WASHINGTON D.C.
A federal judge on Tuesday sentenced a 56-year-old man to 13 years in prison for operating a Ponzi scheme that resulted in a $28.6 million loss to 170 investors.
The victims gave Garfield M. Taylor, of Rockville, Maryland, and his companies.
“Garfield Taylor masterminded a Ponzi scheme to bilk local investors out of over $28 million,” said Acting U.S. Attorney Vincent Cohen Jr. “When his scheme collapsed, his lies left the families and charities who believed his empty promises holding the bag.

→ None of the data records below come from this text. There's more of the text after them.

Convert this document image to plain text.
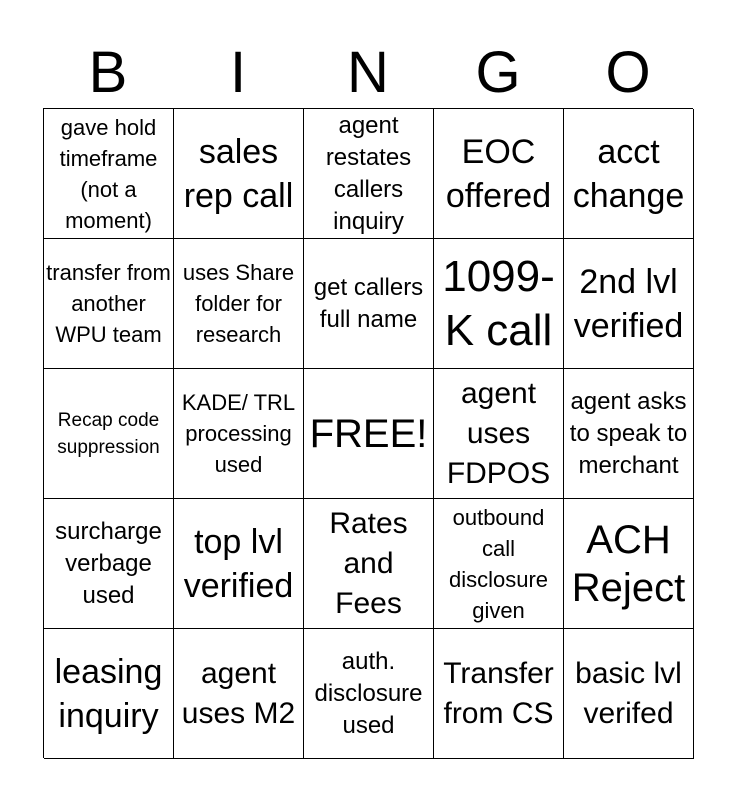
B	I	N	G	O
gave hold timeframe (not a moment)
sales rep call
agent restates callers inquiry
EOC offered
acct change
transfer from another WPU team
uses Share folder for research
get callers full name
1099-K call
2nd lvl verified
Recap code suppression
KADE/ TRL processing used
FREE!
agent uses FDPOS
agent asks to speak to merchant
surcharge verbage used
top lvl verified
Rates and Fees
outbound call disclosure given
ACH Reject
leasing inquiry
agent uses M2
auth. disclosure used
Transfer from CS
basic lvl verifed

This 13-year prison sentence is a reflection of the seriousness of financial crimes and our dedication to vigorous prosecution of securities fraud.”
Taylor pleaded guilty in March 2014 to securities fraud.
U.S. District Judge Richard W. Roberts ordered Taylor, who was taken into custody after the sentencing, to pay $28.6 million in restitution, according to authorities.
In a parallel action, the U.S. Securities and Exchange Commission obtained a civil judgment against Taylor for his fraudulent conduct, officials said.
According to the evidence, Taylor concocted a scheme from in or about September 2006 through in or about September 2010 in which he convinced investors to invest with him by promising them substantial returns on their investment.
He told them that he used a sophisticated securities trading strategy that protected against loss and claiming that he had a proven track record of using this strategy effectively.
Officials said Taylor never used the trading strategy that he told investors that he would use.
With the investments, officials saidTaylor either lost money or made minimal profits far below what was needed to pay the amounts he owed. The only way that Taylor was able to pay the substantial interest rates was to use portions of the principal invested by new investors to pay amounts that were owed to earlier investors, officials said.
For example, in April 2010, Taylor used about half of an investor’s $425,000 investment to pay interest and principal that was due to earlier investors, rather than using those funds to invest in securities, as he had promised to do, according to officials.
Authorities stated that Taylor paid only a portion of the interest payments he was required to pay the investor, before telling the investor that, because of trading losses, he was unable to make any more interest payments or to return the investor’s principal.
At the time of the scheme’s collapse, the losses to investors were more than $28.6 million, officials said.